After his recovery, he grew up without further major health issues, even excelling as an athlete (he was named University Athlete) at Trinity College Dublin, which he attended from 1864 to 1870. He graduated with honours as a BA in Mathematics. He was auditor of the College Historical Society ('the Hist') and president of the University Philosophical Society, where his first paper was on "Sensationalism in Fiction and Society".


While manager for Irving and secretary and director of London's Lyceum Theatre, he began writing novels, beginning with The Snakes Pass in 1890 and Dracula in 1897. During this period, Stoker was part of the literary staff of The Daily Telegraph in London, and wrote other fiction, including the horror novels The Lady in the Shroud (1909) and The Lair of the White Worm (1911). In 1906, after Irving's death, he published his life of Irving, which proved successful.

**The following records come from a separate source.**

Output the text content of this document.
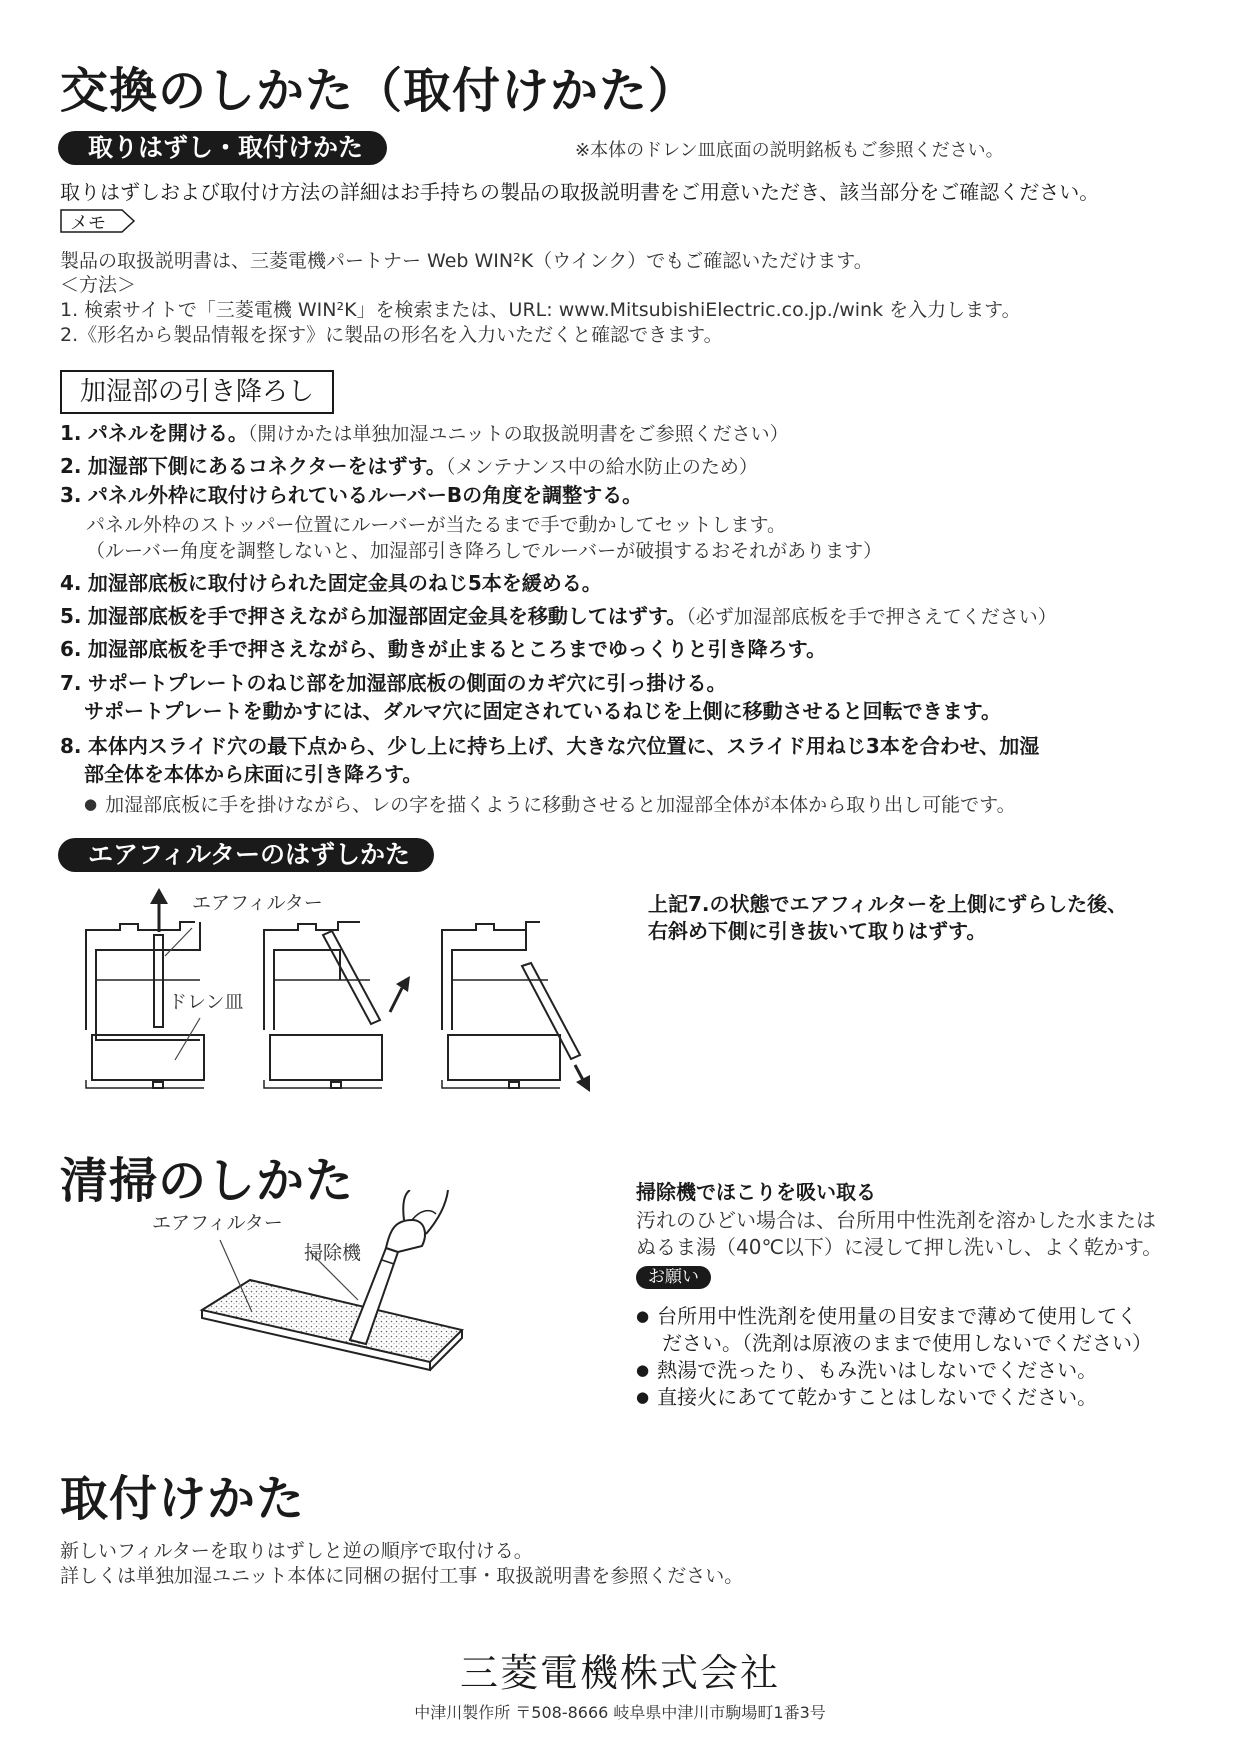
交換のしかた（取付けかた）
取りはずし・取付けかた	※本体のドレン皿底面の説明銘板もご参照ください。
取りはずしおよび取付け方法の詳細はお手持ちの製品の取扱説明書をご用意いただき、該当部分をご確認ください。
メモ
製品の取扱説明書は、三菱電機パートナー Web WIN²K（ウインク）でもご確認いただけます。
＜方法＞
1. 検索サイトで「三菱電機 WIN²K」を検索または、URL: www.MitsubishiElectric.co.jp./wink を入力します。
2.《形名から製品情報を探す》に製品の形名を入力いただくと確認できます。
加湿部の引き降ろし
1. パネルを開ける。（開けかたは単独加湿ユニットの取扱説明書をご参照ください）
2. 加湿部下側にあるコネクターをはずす。（メンテナンス中の給水防止のため）
3. パネル外枠に取付けられているルーバーBの角度を調整する。
パネル外枠のストッパー位置にルーバーが当たるまで手で動かしてセットします。
（ルーバー角度を調整しないと、加湿部引き降ろしでルーバーが破損するおそれがあります）
4. 加湿部底板に取付けられた固定金具のねじ5本を緩める。
5. 加湿部底板を手で押さえながら加湿部固定金具を移動してはずす。（必ず加湿部底板を手で押さえてください）
6. 加湿部底板を手で押さえながら、動きが止まるところまでゆっくりと引き降ろす。
7. サポートプレートのねじ部を加湿部底板の側面のカギ穴に引っ掛ける。
サポートプレートを動かすには、ダルマ穴に固定されているねじを上側に移動させると回転できます。
8. 本体内スライド穴の最下点から、少し上に持ち上げ、大きな穴位置に、スライド用ねじ3本を合わせ、加湿
部全体を本体から床面に引き降ろす。
● 加湿部底板に手を掛けながら、レの字を描くように移動させると加湿部全体が本体から取り出し可能です。
エアフィルターのはずしかた
エアフィルター
ドレン皿
上記7.の状態でエアフィルターを上側にずらした後、
右斜め下側に引き抜いて取りはずす。
清掃のしかた
エアフィルター
掃除機
掃除機でほこりを吸い取る
汚れのひどい場合は、台所用中性洗剤を溶かした水または
ぬるま湯（40℃以下）に浸して押し洗いし、よく乾かす。
お願い
● 台所用中性洗剤を使用量の目安まで薄めて使用してく
ださい。（洗剤は原液のままで使用しないでください）
● 熱湯で洗ったり、もみ洗いはしないでください。
● 直接火にあてて乾かすことはしないでください。
取付けかた
新しいフィルターを取りはずしと逆の順序で取付ける。
詳しくは単独加湿ユニット本体に同梱の据付工事・取扱説明書を参照ください。
三菱電機株式会社
中津川製作所 〒508-8666 岐阜県中津川市駒場町1番3号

Before writing Dracula, Stoker met Ármin Vámbéry who was a Hungarian writer and traveller. Dracula likely emerged from Vámbéry's dark stories of the Carpathian mountains. Stoker then spent several years researching European folklore and mythological stories of vampires . Dracula is written as a collection of realistic, but completely fictional, diary entries, telegrams, letters, ship's logs, and newspaper clippings, all of which added a level of detailed realism to his story, a skill he developed as a newspaper writer. At the time of its publication, Dracula was considered a "straightforward horror novel" based on imaginary creations of supernatural life. "It gave form to a universal fantasy . . . and became a part of popular culture."


After suffering a number of strokes, Stoker died on 20 April 1912 in London. He was cremated , and his ashes placed in a display urn at Golders Green Crematorium. After Irving Noel Stoker's death in 1961, his ashes were added to that urn. The original plan had been to keep his parents' ashes together, but after Florence Stoker's death, her ashes were scattered at the Gardens of Rest. To visit his remains at Golders Green, visitors must be escorted to the room the urn is housed in, for fear of vandalism.